Tour guides in a class of their own

Published: January 16, 2018

One of the reasons tourists return to Cu Lao Cham (Cham Islands) which is a group of eight small islands off Hoi An City is its tour guides.

In training: Students attend the tour guide training course. — Photo vietnamtourism.gov.vn
In training: Students attend the tour guide training course (Photo vietnamtourism.gov.vn)

“Charming oratory, flexible tours and the provision of exceptional information is real spice, making tour guides here a beguiling choice for tourists," said Dutch visitor Jenny Mario after finishing a tour with 34-year-old guide Vo Phuc Sinh.

A typical working day for Sinh, who is called “Lord of the Soil and the Ground of Cham Islands” starts at 8.00am. When the first tourist groups from the mainland enter the port, he quickly supports them. They are attracted by his friendly, brisk and cheerful attitude.

Nguyen Thanh Ba, a visitor from Ha Noi, said jokes and humorous stories were combined with explanastgions of traditional customs of islanders. He said this brought a relaxing, close link between guides and tourists. “It is far better than having dogmatic guides who always stick to what they have been taught in the textbooks. So boring,” he said.

At present, the tourist guides at Cham Islands has up to 30 members. They include former ‘xe om’ (motobike taxi) drivers, boatmen and even housewives who have been trained at local tourist guide classes and issued with a certificate.

Some guides are youngsters who left the islands, but returned to take up jobs as guides. The team cleverly combines guiding with reminding tourists on keeping the environment clean.
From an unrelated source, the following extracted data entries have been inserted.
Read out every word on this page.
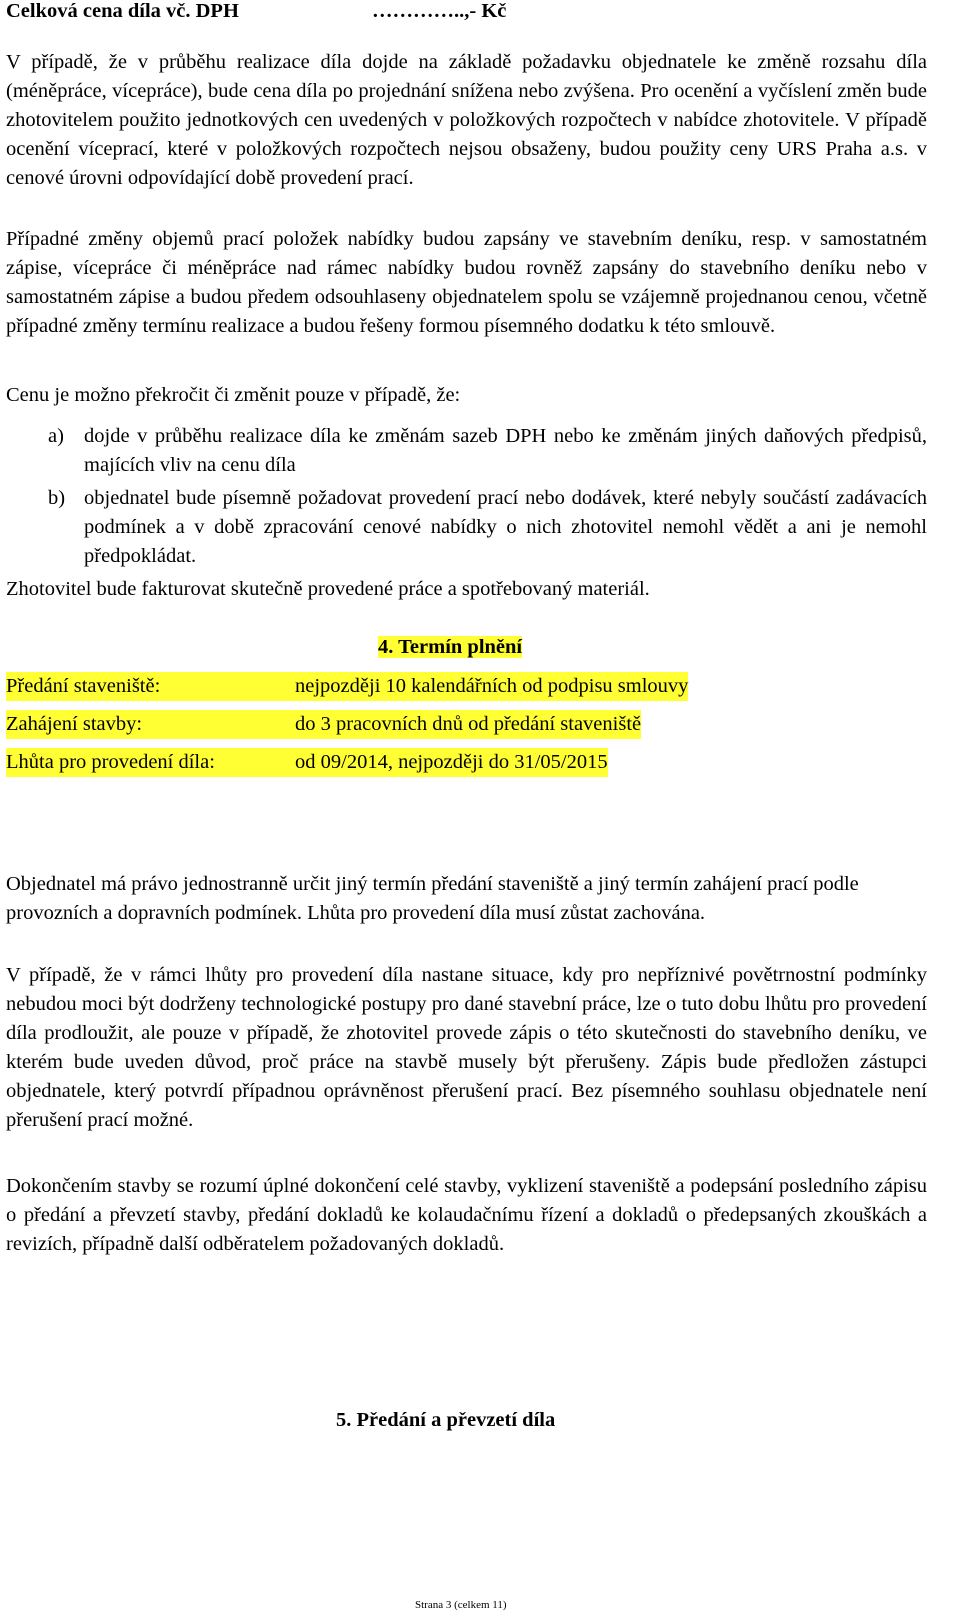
Celková cena díla vč. DPH	…………..,- Kč

V případě, že v průběhu realizace díla dojde na základě požadavku objednatele ke změně rozsahu díla (méněpráce, vícepráce), bude cena díla po projednání snížena nebo zvýšena. Pro ocenění a vyčíslení změn bude zhotovitelem použito jednotkových cen uvedených v položkových rozpočtech v nabídce zhotovitele. V případě ocenění víceprací, které v položkových rozpočtech nejsou obsaženy, budou použity ceny URS Praha a.s. v cenové úrovni odpovídající době provedení prací.

Případné změny objemů prací položek nabídky budou zapsány ve stavebním deníku, resp. v samostatném zápise, vícepráce či méněpráce nad rámec nabídky budou rovněž zapsány do stavebního deníku nebo v samostatném zápise a budou předem odsouhlaseny objednatelem spolu se vzájemně projednanou cenou, včetně případné změny termínu realizace a budou řešeny formou písemného dodatku k této smlouvě.

Cenu je možno překročit či změnit pouze v případě, že:

a) dojde v průběhu realizace díla ke změnám sazeb DPH nebo ke změnám jiných daňových předpisů, majících vliv na cenu díla
b) objednatel bude písemně požadovat provedení prací nebo dodávek, které nebyly součástí zadávacích podmínek a v době zpracování cenové nabídky o nich zhotovitel nemohl vědět a ani je nemohl předpokládat.

Zhotovitel bude fakturovat skutečně provedené práce a spotřebovaný materiál.

4. Termín plnění
Předání staveniště:	nejpozději 10 kalendářních od podpisu smlouvy
Zahájení stavby:	do 3 pracovních dnů od předání staveniště
Lhůta pro provedení díla:	od 09/2014, nejpozději do 31/05/2015

Objednatel má právo jednostranně určit jiný termín předání staveniště a jiný termín zahájení prací podle provozních a dopravních podmínek. Lhůta pro provedení díla musí zůstat zachována.

V případě, že v rámci lhůty pro provedení díla nastane situace, kdy pro nepříznivé povětrnostní podmínky nebudou moci být dodrženy technologické postupy pro dané stavební práce, lze o tuto dobu lhůtu pro provedení díla prodloužit, ale pouze v případě, že zhotovitel provede zápis o této skutečnosti do stavebního deníku, ve kterém bude uveden důvod, proč práce na stavbě musely být přerušeny. Zápis bude předložen zástupci objednatele, který potvrdí případnou oprávněnost přerušení prací. Bez písemného souhlasu objednatele není přerušení prací možné.

Dokončením stavby se rozumí úplné dokončení celé stavby, vyklizení staveniště a podepsání posledního zápisu o předání a převzetí stavby, předání dokladů ke kolaudačnímu řízení a dokladů o předepsaných zkouškách a revizích, případně další odběratelem požadovaných dokladů.

5. Předání a převzetí díla
Strana 3 (celkem 11)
No plastic bags are allowed on the islands, swimmers are not allowed to remove anything from the sea - and the sale of rare sea crabs is forbidden.

Meanwhile, because many tourists love to see starfish and coral while diving, tour guides are encouraged to bring them to the surface for visitors to see - and then release them.

Guides are paid 200,000 VND for each tour. The money helps them to cover their living expense. When the stormy season comes, they return to their daily routines as ‘xe om’ drivers, hammock knitters and livestock breeders.

Director of the Chàm Islands Sea Reserve Tran Thi Hong Thuy said the reserve started training 30 young people a time in tourist guide classes.